We're told that Billings' wife Rita became pregnant approximately a year after their second child's death, at which time the family was living in a different house far away from the location of the original deaths. Their first year in the new house was without incident, though Billing was still uneasy, and let his son sleep in the master bedroom with him and his wife. In the second year, it became apparent that whatever had killed the first two children had managed to track down Billings and his family, lingering in the closets and slithering around the house at night. Not long after, Rita left to care for her mother who had become ill, and Billings and his son were left alone in the house.

Feeling the malevolent presence growing bolder in his wife's absence, Billings panics, and moves his son to a separate bedroom in the hope that the thing haunting him will go for the weaker prey. That night, the child cries "Boogeyman" while being put to bed, and an hour later, he begins to scream. Billings' love for his son briefly overcomes his terror, and he runs into his son's room to find an inhuman creature attacking the boy. Billings, broken by fear, flees to a local 24-hour diner.

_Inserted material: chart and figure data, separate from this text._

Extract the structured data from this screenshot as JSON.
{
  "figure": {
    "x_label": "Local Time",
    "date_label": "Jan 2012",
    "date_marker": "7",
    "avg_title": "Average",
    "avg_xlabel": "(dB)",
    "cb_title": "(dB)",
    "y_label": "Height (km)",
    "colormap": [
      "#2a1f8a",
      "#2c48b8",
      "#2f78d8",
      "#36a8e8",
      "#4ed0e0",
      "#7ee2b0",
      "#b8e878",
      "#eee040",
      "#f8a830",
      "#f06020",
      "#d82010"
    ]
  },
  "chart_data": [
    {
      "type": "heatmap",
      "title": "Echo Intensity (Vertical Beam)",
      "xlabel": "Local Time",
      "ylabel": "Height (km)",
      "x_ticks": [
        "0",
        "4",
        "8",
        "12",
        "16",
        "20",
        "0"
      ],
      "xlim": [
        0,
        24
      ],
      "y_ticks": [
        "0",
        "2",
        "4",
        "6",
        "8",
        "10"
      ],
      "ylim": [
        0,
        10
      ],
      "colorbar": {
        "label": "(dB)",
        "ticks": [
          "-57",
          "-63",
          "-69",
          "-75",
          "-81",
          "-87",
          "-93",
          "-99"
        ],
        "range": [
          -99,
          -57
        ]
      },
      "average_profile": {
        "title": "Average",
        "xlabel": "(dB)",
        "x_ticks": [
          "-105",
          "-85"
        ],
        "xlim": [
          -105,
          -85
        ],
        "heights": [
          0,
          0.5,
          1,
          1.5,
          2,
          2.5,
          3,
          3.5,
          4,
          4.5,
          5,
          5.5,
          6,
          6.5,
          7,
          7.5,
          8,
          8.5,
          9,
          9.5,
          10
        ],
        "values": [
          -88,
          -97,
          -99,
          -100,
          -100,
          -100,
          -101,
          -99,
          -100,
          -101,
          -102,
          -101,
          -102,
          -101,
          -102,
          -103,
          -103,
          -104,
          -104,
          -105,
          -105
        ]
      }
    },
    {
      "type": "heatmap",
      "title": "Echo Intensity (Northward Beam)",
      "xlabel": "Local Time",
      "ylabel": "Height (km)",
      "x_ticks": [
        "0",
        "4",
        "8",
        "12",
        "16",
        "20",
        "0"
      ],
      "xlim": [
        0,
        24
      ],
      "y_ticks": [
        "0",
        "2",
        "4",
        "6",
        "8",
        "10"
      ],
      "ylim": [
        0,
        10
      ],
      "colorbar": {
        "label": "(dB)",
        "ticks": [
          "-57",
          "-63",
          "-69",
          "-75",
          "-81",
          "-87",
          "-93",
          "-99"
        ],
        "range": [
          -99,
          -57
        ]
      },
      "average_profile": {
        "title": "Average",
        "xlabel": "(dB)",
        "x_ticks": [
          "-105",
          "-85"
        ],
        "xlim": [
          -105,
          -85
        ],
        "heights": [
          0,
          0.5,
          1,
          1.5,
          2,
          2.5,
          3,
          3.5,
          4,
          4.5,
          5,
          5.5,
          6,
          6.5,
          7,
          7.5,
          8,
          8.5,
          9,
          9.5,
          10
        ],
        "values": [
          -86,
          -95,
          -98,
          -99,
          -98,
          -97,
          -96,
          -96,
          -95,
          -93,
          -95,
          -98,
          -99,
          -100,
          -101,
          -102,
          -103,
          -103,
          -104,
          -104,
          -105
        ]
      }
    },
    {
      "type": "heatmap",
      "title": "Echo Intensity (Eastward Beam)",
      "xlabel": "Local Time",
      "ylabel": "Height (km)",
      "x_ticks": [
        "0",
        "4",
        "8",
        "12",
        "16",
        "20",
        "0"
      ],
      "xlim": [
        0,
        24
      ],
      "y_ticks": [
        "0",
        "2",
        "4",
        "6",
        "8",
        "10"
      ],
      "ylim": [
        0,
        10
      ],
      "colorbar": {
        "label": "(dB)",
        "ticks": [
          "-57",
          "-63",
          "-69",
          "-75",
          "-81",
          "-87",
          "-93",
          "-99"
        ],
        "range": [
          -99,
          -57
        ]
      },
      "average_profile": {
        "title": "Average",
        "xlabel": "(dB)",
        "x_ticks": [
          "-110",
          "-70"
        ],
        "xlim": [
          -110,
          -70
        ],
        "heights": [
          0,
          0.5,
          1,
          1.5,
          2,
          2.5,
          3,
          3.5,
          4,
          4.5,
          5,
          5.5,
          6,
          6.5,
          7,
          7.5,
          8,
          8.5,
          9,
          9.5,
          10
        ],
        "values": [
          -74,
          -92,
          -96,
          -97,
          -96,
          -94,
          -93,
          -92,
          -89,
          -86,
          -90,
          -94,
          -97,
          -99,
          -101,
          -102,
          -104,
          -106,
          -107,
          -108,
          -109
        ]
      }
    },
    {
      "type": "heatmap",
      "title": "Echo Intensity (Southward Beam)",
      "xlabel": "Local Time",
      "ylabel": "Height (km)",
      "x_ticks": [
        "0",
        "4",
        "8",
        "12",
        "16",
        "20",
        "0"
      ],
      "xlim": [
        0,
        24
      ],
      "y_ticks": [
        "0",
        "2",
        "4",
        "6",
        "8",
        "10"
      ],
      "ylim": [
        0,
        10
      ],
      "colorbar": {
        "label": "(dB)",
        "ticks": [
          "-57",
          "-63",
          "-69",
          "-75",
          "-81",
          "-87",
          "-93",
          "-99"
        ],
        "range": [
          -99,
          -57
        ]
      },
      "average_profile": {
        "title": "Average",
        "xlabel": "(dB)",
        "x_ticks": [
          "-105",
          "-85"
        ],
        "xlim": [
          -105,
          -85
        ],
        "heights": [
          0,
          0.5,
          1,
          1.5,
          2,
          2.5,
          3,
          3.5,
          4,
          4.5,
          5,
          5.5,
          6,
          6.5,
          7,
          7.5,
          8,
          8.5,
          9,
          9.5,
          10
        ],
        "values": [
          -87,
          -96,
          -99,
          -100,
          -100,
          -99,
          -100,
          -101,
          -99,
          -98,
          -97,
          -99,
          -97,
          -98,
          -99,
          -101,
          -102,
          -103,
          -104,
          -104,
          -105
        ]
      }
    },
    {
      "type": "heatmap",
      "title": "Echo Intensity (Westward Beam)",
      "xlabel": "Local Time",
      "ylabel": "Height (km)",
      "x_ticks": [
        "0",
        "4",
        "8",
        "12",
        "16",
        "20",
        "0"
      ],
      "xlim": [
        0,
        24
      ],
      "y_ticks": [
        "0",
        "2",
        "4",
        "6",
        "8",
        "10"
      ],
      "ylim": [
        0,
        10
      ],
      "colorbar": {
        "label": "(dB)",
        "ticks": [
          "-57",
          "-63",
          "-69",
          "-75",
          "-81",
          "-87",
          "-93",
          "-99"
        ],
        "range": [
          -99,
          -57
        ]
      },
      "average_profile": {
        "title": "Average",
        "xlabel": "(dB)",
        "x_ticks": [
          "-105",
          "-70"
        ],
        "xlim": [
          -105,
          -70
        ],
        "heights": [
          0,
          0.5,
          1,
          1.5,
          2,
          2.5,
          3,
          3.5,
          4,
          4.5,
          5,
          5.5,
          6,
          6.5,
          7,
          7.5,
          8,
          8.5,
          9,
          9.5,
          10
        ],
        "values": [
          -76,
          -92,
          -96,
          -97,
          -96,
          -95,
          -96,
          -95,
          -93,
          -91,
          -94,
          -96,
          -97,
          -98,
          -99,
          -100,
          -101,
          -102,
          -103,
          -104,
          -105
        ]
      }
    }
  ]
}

He returns home at dawn to find the boy on the floor with a broken neck and the closet door slightly open. Billings lies to the police, convincing them that the death must have been accidental from the boy trying to climb out of his crib.

As Billings finishes his story and starts to leave, Harper recommends he make an appointment with the nurse for further discussion. When he gets to the lobby, the nurse is gone, and Billings returns to the psychiatrist's office finding it empty as well, with the closet door just slightly open. Billings hears a voice from the closet as the door swings open, and he finds himself face to face with the Boogeyman, as it casts off the disguise it had been wearing when it posed as Doctor Harper.

Film, TV or theatrical adaptations

It was adapted into a movie by Jeff C. Schiro in 1982. It has also been performed at the Edinburgh Festival Fringe as a full length theatrical play, directed by television actor David Oakes. In 2010, Irish film-maker Gerard Lough adapted it into a 27-minute movie.